Les chiffres sur les surfaces cultivées, sur le nombre d’exploitants et de salariés ou sur la production sont clairs : la « ferme France » recule depuis environ quinze ans, et souvent de manière inversement proportionnelle à la progression de ses voisins comme l’Allemagne, l’Italie ou l’Espagne.
Des pans entiers de notre agriculture s’effondrent, avec des conséquences économiques et sociales sur l’emploi, l’aménagement et la vitalité de nos territoires, l’autonomie et la sécurité alimentaire, ou encore notre commerce extérieur.
Plusieurs lois ont tenté d’apporter des réponses : la LOA – loi d’orientation agricole –, la LMA – loi de modernisation de l’agriculture – ou la récente loi d’avenir pour l’agriculture. Ces lois ont eu leur utilité, mais elles manquaient d’envergure, avec des moyens budgétaires faibles et pas à la hauteur des enjeux.

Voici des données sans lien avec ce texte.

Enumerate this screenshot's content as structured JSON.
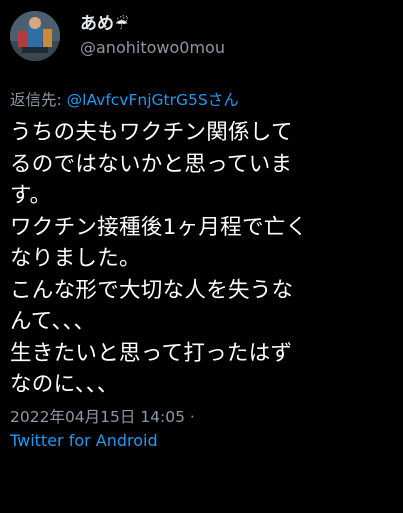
{
  "user": {
    "display_name": "あめ",
    "name_emoji": "☔",
    "handle": "@anohitowo0mou"
  },
  "reply": {
    "prefix": "返信先: ",
    "mention": "@lAvfcvFnjGtrG5Sさん"
  },
  "tweet": {
    "lines": [
      "うちの夫もワクチン関係して",
      "るのではないかと思っていま",
      "す。",
      "ワクチン接種後1ヶ月程で亡く",
      "なりました。",
      "こんな形で大切な人を失うな",
      "んて、、、",
      "生きたいと思って打ったはず",
      "なのに、、、"
    ]
  },
  "meta": {
    "timestamp": "2022年04月15日 14:05 ·",
    "source": "Twitter for Android"
  },
  "colors": {
    "background": "#000000",
    "text": "#ffffff",
    "secondary_text": "#8b98a5",
    "accent": "#1d9bf0"
  },
  "icons": {
    "avatar": "profile-avatar-image",
    "name_badge": "umbrella-icon"
  }
}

Sur les négociations commerciales, il y a eu la loi Chatel, la LME – loi de modernisation de l’économie –, la LMA, la loi Lefebvre, la loi Hamon sur la consommation, la loi d’avenir. Des parlementaires, sur tous les bancs, ont prévenu : voyant venir le mur pour nos paysans, ils ont klaxonné – en vain.
Depuis 2012, et sous la législature précédente également à titre individuel, les députés radicaux ont défendu des amendements sur ces textes pour rééquilibrer les relations commerciales entre nos agriculteurs et les puissants acteurs de la distribution.
À part de légers ajustements, on nous opposa systématiquement cette doctrine : « On ne touche pas à l’équilibre fragile de la loi de modernisation de l’économie ». Le rapport d’application de la loi Hamon sur la consommation, présenté il y a quelques mois, reprend aussi l’idée qu’il ne faut pas toucher à la LME.
À la suite des manifestations des paysans, le Gouvernement a annoncé un changement de doctrine avec une révision de la LME dans la loi « Sapin 2 ». Elle vise à intégrer des éléments propres aux producteurs, comme le coût de production ou le prix payé, dans les négociations commerciales entre industriels et distributeurs. Le sujet n’est pas simple car il y a aussi des effets indésirables induits.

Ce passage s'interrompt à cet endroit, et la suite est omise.